RIVERSIDE — Last July, Jose Ramirez was boxing Maurice Hooker for two super-lightweight championships in Arlington, Texas.
“It was on his network, in his hometown, in front of Texas judges,” said Robert Garcia, Ramirez’s trainer. “The first four rounds were close. I told Jose, hey, we’ve got a lot going against us here. You’ll have to give me a little more.”
Garcia was hoping Ramirez would turn on the juice in the last 20 or 30 seconds in order to steal rounds.
Ramirez replied, “Okay, tell me when half the round is over.”
Garcia laughed on Thursday, just thinking about it.
“He’s going to go hard for the last minute and a half?” he said. “But that’s who he is.”
Ramirez finished Hooker in the sixth round. He is 25-0 with 17 knockouts. On Feb. 2, which is Super Bowl Sunday, he will take on former champ Viktor Postol at the Mission Hills resort in Haikou, China.
A WBO mandatory fight with Jack Catterall of the United Kingdom would be next.

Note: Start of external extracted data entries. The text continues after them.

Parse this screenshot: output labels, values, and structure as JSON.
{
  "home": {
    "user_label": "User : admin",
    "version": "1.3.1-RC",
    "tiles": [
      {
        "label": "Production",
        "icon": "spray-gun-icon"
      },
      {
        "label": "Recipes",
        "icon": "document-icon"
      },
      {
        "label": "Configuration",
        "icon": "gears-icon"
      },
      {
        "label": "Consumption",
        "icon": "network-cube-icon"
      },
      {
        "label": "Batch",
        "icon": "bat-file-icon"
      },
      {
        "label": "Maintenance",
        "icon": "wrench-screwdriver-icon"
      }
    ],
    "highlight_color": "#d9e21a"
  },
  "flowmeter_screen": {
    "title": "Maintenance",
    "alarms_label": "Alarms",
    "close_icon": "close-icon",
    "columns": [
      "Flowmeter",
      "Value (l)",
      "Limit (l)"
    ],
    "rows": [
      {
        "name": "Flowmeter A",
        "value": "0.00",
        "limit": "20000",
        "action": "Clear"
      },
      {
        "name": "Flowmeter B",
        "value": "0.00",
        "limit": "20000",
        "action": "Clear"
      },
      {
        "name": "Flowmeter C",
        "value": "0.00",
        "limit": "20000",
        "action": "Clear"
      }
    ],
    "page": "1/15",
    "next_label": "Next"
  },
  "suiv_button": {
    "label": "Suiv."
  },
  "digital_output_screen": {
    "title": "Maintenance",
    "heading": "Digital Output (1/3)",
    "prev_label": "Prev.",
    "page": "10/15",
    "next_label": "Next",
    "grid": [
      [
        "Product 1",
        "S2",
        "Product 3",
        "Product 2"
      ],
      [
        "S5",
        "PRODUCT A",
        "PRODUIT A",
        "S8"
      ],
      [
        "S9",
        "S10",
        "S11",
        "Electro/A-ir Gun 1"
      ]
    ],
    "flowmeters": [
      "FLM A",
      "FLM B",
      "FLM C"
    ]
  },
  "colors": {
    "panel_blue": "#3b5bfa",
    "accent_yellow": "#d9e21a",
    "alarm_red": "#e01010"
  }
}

But the main event at 140 pounds is Ramirez vs. Josh Taylor, who bullied his way to a Super Series title over Regis Prograis. Taylor has the IBF and WBA belts.
Lo and behold, Bob Arum’s Top Rank signed Taylor this week, meaning that the theoretical will become the real.
“Taylor knows the landscape,” said Arum, Ramirez’s promoter from the beginning. “He knows the exposure he can get on ESPN, and he knows he can now fight Jose Ramirez. And both know that there’s the opportunity to go to 147 and get into position to fight Terence Crawford.”
Ramirez showed up at Garcia’s Boxing Academy here Thursday and expertly dodged the Taylor questions. “If that fight happens, we’ll have a plan,” he said.
The collateral goal is to make sure Ramirez, known for his social conscience, becomes known for his activism on canvas. With Garcia in his corner, he has become more explosive and less merciful.
“He wants to do everything to the max,” Garcia said. “We have Vergil Ortiz. He’s going to be a champion someday, and he can really crack. Sometimes I’ll want Jose to spar with someone else, just to get him a rest. He always says no.
“Same thing at the end of camp when he’s been cutting weight and he might be a little tired. He doesn’t take a shortcut.”
Ramirez, 27, is from Avenal, near Fresno. His parents came from Mexico, and Jose often worked the fields, picking peppers. He draws wild crowds when he fights at Fresno State’s SaveMart Center, and he has been a busy advocate for immigrants and for water distribution reform.
“We went to Hainan, where the fight will be, and showed a video presentation,” Arum said. “Some of the leaders saw Jose leading protests and I could tell they were getting a little uneasy. But then they saw him in Gov. (Jerry) Brown’s office, going over legislation. They relaxed then, because they saw him working with government. He’s got every opportunity to go into politics someday.”
Ramirez is taking one fight and one career at a time, but his ambitions are clear.
“You can’t wait for things to happen,” he said. “If you’re waiting for the system to do everything, you’re just giving it more control.”
Ramirez has worked with Rep. Zoe Lofgren on several immigration bills. He says the police and the employers in the Fresno area are protecting immigrants “as much as they can. But the employers can’t go knock on every door and make sure people come to work every day.
“When the workers watch TV and see ICE taking 600 people away from a company in the Midwest, we have to make sure that stops,” he added. “If we want to continue to have crops with good quality, we have to take care of the people who go out there and pick. It would allow us to have better workforce control at the border, better security, a better way to figure out who comes in and out.
“It’s something that has to be done, and I would think the President would sign a bill like that because it affects jobs It would bring back what we’re known for, the American Dream.”
Ramirez smiled as Garcia wrapped his hands for his sparring session.
“The important thing is to be transparent,” he said. “I’ve got my identity. I’m not looking for another one. I want to be touchable, want people to be close to me. Hopefully I can inspire people. and bring them together.”
First, he wants to start with four belts.